At this point I don’t know what to suggest, as it’s tough to get detail from your pics.

I drew some direct lines that were intended to declutter the schematic. The wire from the dumb switch box that is drawn directly to the light is actually bridged in the other box with a wire nut.

This drawing illustrates that (as well as the couble terminated black wire in the romex to the light).

I double checked each of my connections just now. These are accurate.

Is it possible that it is something other than the wiring?

Ok, way better on the 2nd drawing. The drawing matches the Inovelli and from what I can tell the connections to the switch are correct. I labeled the wire colors in your drawing and matched them up.

Yes, to answer your question, it can certainly be something else. I just like to insure the wiring is correct first.

The switch doesn’t have a parameter to set the wiring type like the dimmer does; it auto-detects. My suspicion is that it doesn’t always auto-detect properly.

One thing to try is to factory reset the switch and then re-add it.

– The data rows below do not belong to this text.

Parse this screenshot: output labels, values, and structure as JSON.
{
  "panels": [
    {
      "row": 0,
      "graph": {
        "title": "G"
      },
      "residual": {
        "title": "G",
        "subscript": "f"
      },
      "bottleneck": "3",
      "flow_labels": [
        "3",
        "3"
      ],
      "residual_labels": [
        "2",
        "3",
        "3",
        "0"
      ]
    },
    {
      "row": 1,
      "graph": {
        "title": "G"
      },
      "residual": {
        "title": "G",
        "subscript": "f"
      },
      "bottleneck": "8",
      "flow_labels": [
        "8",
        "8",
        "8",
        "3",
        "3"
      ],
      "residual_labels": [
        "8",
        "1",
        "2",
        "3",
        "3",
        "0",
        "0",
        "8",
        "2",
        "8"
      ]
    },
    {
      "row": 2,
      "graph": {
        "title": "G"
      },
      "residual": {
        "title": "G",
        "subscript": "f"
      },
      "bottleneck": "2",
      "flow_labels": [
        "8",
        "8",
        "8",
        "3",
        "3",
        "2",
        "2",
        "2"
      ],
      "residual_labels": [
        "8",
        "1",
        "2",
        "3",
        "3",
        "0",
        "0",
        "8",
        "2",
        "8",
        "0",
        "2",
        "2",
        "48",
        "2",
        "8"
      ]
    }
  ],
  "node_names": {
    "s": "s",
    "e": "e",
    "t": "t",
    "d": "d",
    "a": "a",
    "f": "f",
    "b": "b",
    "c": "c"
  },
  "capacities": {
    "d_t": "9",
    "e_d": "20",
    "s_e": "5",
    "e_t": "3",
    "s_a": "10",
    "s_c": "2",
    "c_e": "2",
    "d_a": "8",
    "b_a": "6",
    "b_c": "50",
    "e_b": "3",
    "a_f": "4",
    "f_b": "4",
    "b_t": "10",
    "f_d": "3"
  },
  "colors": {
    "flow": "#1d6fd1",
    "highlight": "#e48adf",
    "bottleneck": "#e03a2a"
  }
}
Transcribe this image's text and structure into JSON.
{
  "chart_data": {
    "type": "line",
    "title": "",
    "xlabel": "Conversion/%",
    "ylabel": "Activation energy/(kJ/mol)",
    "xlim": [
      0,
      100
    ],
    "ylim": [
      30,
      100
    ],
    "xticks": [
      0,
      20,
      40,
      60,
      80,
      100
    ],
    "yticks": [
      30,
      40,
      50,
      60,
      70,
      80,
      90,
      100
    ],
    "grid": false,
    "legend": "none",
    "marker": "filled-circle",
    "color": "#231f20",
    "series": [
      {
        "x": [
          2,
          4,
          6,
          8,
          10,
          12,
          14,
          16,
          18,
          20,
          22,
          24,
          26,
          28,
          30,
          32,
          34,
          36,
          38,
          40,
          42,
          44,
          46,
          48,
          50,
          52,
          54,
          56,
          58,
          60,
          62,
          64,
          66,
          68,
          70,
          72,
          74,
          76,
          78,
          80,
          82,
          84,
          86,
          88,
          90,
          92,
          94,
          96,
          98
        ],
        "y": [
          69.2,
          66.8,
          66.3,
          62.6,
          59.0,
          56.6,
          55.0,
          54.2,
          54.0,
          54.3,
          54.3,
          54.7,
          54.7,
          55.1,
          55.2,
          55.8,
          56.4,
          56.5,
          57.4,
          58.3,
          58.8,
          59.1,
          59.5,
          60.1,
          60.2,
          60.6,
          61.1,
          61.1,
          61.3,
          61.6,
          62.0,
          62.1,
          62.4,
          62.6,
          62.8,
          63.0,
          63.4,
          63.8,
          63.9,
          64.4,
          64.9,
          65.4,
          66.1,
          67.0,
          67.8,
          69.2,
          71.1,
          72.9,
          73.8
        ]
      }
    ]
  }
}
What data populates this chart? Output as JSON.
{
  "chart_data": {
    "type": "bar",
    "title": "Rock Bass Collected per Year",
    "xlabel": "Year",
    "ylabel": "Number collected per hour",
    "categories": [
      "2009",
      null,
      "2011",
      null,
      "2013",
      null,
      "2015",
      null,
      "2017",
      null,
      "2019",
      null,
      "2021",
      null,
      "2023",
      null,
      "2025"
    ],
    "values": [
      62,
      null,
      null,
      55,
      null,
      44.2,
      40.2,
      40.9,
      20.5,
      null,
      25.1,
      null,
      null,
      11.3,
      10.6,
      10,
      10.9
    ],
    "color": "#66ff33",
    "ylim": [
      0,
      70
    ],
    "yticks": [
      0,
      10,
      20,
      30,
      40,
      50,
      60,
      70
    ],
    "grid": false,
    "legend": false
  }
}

Also, what bulb(s) is this connected to?

Also, what firmware is the Inovelli on?

Parameter 13 was added in firmware 1.17, and devices shipped in the past couple of months are shipping with 1.20. The default setting is to auto-detect, but let’s see what @bryan knows about his settings changes.

That’s right, but you’re referring to the parameter for special load types like a T-8, which also might fix issue though. But I was referring to the dimmer’s parameter 21 where you specify the wiring type, i.e. 2-way, 3-way toggle, 3-way dumb switch. The switch autodetects that, supposedly, but that could also be the issue if the autodetection isn’t working properly.

I hadn’t added the switches to Home Assistant yet so I did all of them last night.

One thing to try is to factory reset the switch and then re-add it.
I have done that and now the behavior seems different. When the dumb switch is in the A position the Inovelli works as expected. When the dumb switch is in the B position, Pushing up on the paddle of the Inovelli does not change the lights at all. The blue light will blink once and I can hear the relay click once, but the lights don’t come on. Pushing down on the paddle does not produce any sounds or visual indicators.

Also, what bulb(s) is this connected to? It is a single fixture with 3 TCP 9w LED lamps.

Also, what firmware is the Inovelli on? firmware is 1.21

You can try flipping the bit on parameter 13 as @RyCam suggested. It’s not directly related to your load but it’s been known to resolve things.

Also, can you temporarily swap out the bulbs for incandescent?

Finding an incandescent will take a bit, but I know I have one around here that I use for other testing purposes.

Can you tell me what the process is to switch parameter 13? I can’t seem to find the instruction.

Sorry, but I’m not a HA guy, but there are a number here. Someone should weigh in with parameters.